Local Order Average-Atom Interatomic Potentials
Chloe A. Zeller, Ronald E. Miller, Ellad B. Tadmor
TL;DR
The paper tackles local ordering in random alloys by extending the average-atom framework to LOAA, which incorporates short-range order through partial RDFs. It constructs an effective LOAA potential $V_{eff}(r,R)$ with RDF-derived weights $G_{XY}(R)$, enabling accurate predictions across deformations and temperatures while remaining computationally efficient. Validation on a 2D LJ binary crystal and 3D FeNiCr and NiAl alloys shows LOAA outperforms the traditional AA approach in LO scenarios, capturing ground-state energies, elastic constants, lattice constants, and phase transformations with fewer resources.

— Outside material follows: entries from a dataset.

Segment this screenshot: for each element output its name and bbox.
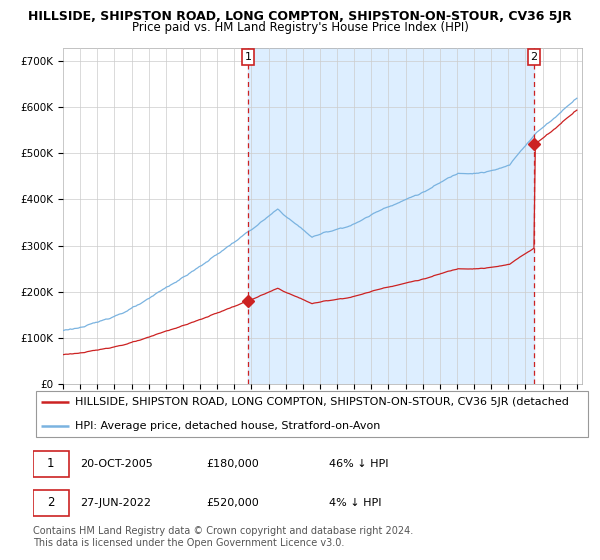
Text: 1: 1 xyxy=(47,457,55,470)
Text: Contains HM Land Registry data © Crown copyright and database right 2024.: Contains HM Land Registry data © Crown c… xyxy=(33,526,413,536)
Text: HILLSIDE, SHIPSTON ROAD, LONG COMPTON, SHIPSTON-ON-STOUR, CV36 5JR: HILLSIDE, SHIPSTON ROAD, LONG COMPTON, S… xyxy=(28,10,572,22)
Text: Price paid vs. HM Land Registry's House Price Index (HPI): Price paid vs. HM Land Registry's House … xyxy=(131,21,469,34)
Text: £520,000: £520,000 xyxy=(206,498,259,508)
Text: HPI: Average price, detached house, Stratford-on-Avon: HPI: Average price, detached house, Stra… xyxy=(75,421,380,431)
Text: 2: 2 xyxy=(530,52,538,62)
Text: 1: 1 xyxy=(244,52,251,62)
Text: £180,000: £180,000 xyxy=(206,459,259,469)
Text: This data is licensed under the Open Government Licence v3.0.: This data is licensed under the Open Gov… xyxy=(33,538,344,548)
FancyBboxPatch shape xyxy=(36,391,588,437)
Text: 27-JUN-2022: 27-JUN-2022 xyxy=(80,498,151,508)
Text: HILLSIDE, SHIPSTON ROAD, LONG COMPTON, SHIPSTON-ON-STOUR, CV36 5JR (detached: HILLSIDE, SHIPSTON ROAD, LONG COMPTON, S… xyxy=(75,397,569,407)
Text: 2: 2 xyxy=(47,496,55,510)
Text: 46% ↓ HPI: 46% ↓ HPI xyxy=(329,459,388,469)
Text: 4% ↓ HPI: 4% ↓ HPI xyxy=(329,498,381,508)
Bar xyxy=(248,48,534,384)
FancyBboxPatch shape xyxy=(33,490,69,516)
Text: 20-OCT-2005: 20-OCT-2005 xyxy=(80,459,153,469)
FancyBboxPatch shape xyxy=(33,451,69,477)
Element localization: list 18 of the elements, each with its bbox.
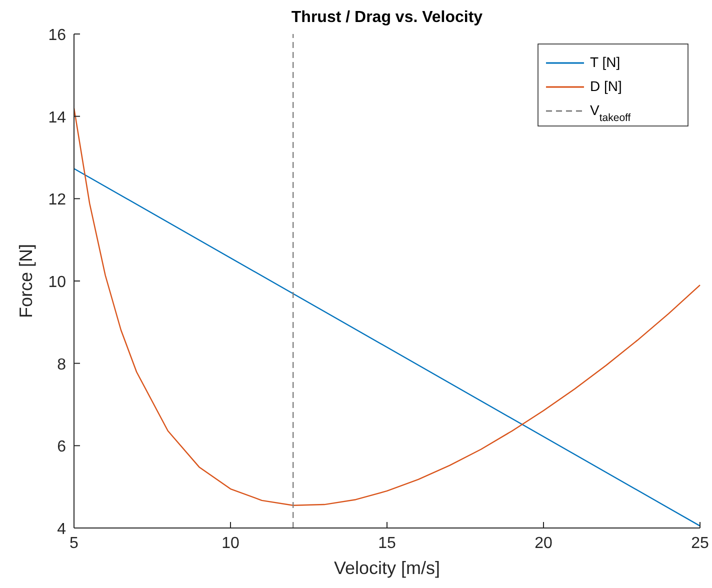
x-tick-label: 10 (222, 535, 240, 552)
y-tick-label: 10 (48, 274, 66, 291)
chart-title: Thrust / Drag vs. Velocity (291, 9, 483, 26)
x-tick-label: 15 (378, 535, 396, 552)
x-axis-title: Velocity [m/s] (334, 558, 440, 578)
y-tick-label: 8 (57, 356, 66, 374)
y-tick-label: 14 (48, 109, 66, 126)
x-tick-label: 5 (70, 535, 79, 552)
y-tick-label: 4 (57, 521, 66, 538)
y-tick-label: 6 (57, 438, 66, 456)
legend-label: D [N] (590, 78, 622, 94)
x-tick-label: 20 (534, 535, 552, 552)
legend-label: V$_{takeoff}$ (590, 102, 631, 124)
y-tick-label: 12 (48, 192, 66, 209)
legend-label: T [N] (590, 54, 620, 70)
x-tick-label: 25 (691, 535, 709, 552)
y-axis-title: Force [N] (16, 244, 36, 318)
y-tick-label: 16 (48, 27, 66, 44)
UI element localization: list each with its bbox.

This method promises practical benefits for simulating complex materials, including high-entropy alloys, by reducing system size requirements without sacrificing LO accuracy.
Abstract
This article describes an extension to the effective Average Atom (AA) method for random alloys to account for local ordering (short-range order) effects by utilizing information from partial radial distribution functions. The new Local-Order Average Atom (LOAA) method is rigorously derived based on statistical mechanics arguments and validated for non-stoichiometric binary 2D hexagonal crystals and 3D FeNiCr and NiAl alloys whose ground state is obtained through Monte Carlo sampling. Material properties for these alloys, and phase transformations for the NiAl system, computed from static and dynamic atomistic simulations using standard interatomic potentials (IPs) exhibit a strong dependence on local ordering that is captured by simulations with effective LOAA IPs, but not the original AA method. The advantage of LOAA is that it requires smaller system sizes to achieve statistically converged results and therefore enables the simulation of complex materials, such as high-entropy alloys, at a fraction of the computational cost of standard IPs.